Many thanks ti incrediBill for digging out the thread.
I have used the Deny Asia list of IP blocks on a site that covers a specialist service for, at most, two counties of one country. There is no reason why anyone outside of this country would ever need to look at the site, except for legitimate search engine bots. After multiple Asian bots and scrapers were found on the site, both the AlaxK script and the Deny Asia list were added and most of the problems went away overnight.
I like the idea of doing it at the server's firewall level, if you can find a way to do it. We use the free MaxMind ip to location binary database which has a 99.3% country identification level and custom APIs which can handle tens of thousands of requests per second. The C++ API in particular is blazing (we use the it and a Java API to access the data and both are very quick). It's updated every month which is nice. I have no affiliation to these guys but I must say after trying numerous paid and free services that they are the best we have used... and it's free.
How about the Slurp that comes out of Japan?
|How about the Slurp that comes out of Japan? |
I've had the majority of that Class A denied for more than seven years, thus when the new Slurp IP crawling appeared, no changes were neccessary.
It has not affected the page listings of my sites.
|We use the free MaxMind ip to location binary database |
Their wesbite offers this under GeoLite if anybody is interested.
An active implemetation of the ranges would still require conversion to Rewrites and comparison of ranges to other countries (possibly creating extra work and ranges more focused than necessary) ranges to verify missing ranges.
Although it may seem that I'm attempting to discourage folks from this implementation, my intention is rather, in providing as much caution and detail as possible. (I've had strict limitations for non-North American visiors in place for more than seven years).
there's also a website (also I have NOT checked the accuracies):
block a country
These Ranges require conversion to Rewrites as well.
|I've just had my third website defaced this year, and am getting tired of it. |
Have you considered plugging up how they are doing this as opposed to banning IP's?
The reasoning is this: any hacker who intends to gain illegal access to a site is going to do it through a compromised IP. There are probably millions of computers in your country that have been infected with malware or viruses and are compromised.

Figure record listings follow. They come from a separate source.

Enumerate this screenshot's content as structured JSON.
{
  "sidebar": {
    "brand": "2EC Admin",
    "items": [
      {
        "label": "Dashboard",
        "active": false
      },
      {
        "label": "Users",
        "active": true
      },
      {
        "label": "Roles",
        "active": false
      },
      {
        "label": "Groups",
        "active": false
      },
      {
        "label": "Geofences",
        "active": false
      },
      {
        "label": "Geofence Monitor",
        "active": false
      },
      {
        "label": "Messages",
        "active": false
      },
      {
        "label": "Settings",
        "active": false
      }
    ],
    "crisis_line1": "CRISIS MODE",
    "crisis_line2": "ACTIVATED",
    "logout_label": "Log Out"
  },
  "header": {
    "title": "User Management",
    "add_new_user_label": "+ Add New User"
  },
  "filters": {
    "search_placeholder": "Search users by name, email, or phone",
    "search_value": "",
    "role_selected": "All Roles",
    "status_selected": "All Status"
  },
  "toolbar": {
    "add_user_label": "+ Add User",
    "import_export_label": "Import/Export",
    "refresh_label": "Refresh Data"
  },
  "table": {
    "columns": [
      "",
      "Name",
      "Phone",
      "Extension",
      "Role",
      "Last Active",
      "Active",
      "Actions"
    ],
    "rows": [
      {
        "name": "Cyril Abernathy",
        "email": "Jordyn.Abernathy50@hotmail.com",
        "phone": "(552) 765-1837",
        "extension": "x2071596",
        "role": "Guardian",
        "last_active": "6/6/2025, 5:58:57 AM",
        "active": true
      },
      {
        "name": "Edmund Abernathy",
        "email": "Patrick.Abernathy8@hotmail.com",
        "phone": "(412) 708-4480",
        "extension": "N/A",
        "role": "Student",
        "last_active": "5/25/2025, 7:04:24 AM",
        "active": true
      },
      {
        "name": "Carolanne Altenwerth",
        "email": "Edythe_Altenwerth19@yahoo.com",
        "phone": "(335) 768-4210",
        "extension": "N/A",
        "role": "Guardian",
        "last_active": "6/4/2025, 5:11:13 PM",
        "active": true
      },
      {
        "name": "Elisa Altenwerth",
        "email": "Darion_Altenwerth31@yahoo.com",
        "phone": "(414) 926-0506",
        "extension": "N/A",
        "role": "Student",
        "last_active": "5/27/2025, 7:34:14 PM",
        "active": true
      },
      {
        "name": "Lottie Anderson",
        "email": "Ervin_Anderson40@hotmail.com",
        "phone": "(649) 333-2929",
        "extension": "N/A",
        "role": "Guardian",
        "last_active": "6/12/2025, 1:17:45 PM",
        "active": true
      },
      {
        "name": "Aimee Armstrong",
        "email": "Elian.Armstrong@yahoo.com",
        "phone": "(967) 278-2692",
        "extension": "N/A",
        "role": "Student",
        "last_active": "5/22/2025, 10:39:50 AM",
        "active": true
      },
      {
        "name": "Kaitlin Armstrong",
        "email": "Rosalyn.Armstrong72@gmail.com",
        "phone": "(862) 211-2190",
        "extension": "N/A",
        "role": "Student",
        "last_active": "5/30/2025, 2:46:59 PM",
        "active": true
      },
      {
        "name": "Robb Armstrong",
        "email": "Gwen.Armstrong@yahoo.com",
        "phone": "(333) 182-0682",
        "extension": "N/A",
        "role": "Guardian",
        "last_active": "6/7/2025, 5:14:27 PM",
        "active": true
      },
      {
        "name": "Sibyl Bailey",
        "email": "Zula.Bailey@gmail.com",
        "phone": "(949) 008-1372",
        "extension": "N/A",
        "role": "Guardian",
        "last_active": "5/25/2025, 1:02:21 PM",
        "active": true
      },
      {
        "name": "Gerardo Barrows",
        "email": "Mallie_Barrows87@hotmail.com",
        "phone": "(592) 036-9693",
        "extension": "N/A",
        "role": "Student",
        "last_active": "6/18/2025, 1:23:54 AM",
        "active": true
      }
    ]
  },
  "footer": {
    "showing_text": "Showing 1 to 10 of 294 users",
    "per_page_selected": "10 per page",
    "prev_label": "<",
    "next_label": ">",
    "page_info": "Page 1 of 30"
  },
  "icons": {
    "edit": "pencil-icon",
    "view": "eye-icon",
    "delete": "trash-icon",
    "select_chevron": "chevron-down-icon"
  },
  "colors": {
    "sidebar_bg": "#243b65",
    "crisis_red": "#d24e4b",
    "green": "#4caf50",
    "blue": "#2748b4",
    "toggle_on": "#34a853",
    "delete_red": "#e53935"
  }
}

So go ahead and ban most of the planet, and discover the problem hasn't gone away. I see this all the time, with attempts from educational institutions and major ISP IP's in the U.S.
Banning troublesome countries that bring no business value is a good idea, don't get me wrong. I just don't think it will solve your problem.
Yes I'm aware of proxies. but these folks don't seem to use proxies. And I bet they don't use proxies when they're looking for the sites to exploit either.
And of course we're plugging the holes. But it's an unpleasant diversion I don't really need when we're as busy as we are right now.
So ultimately, banning many of these countries would get rid of the problem - they don't see me, they don't hack me.
It also fixes a lot of the scraper problem Incredibill brought to light here recently. I'm not pleased with how much of my bandwidth goes to scrapers - it's substantial.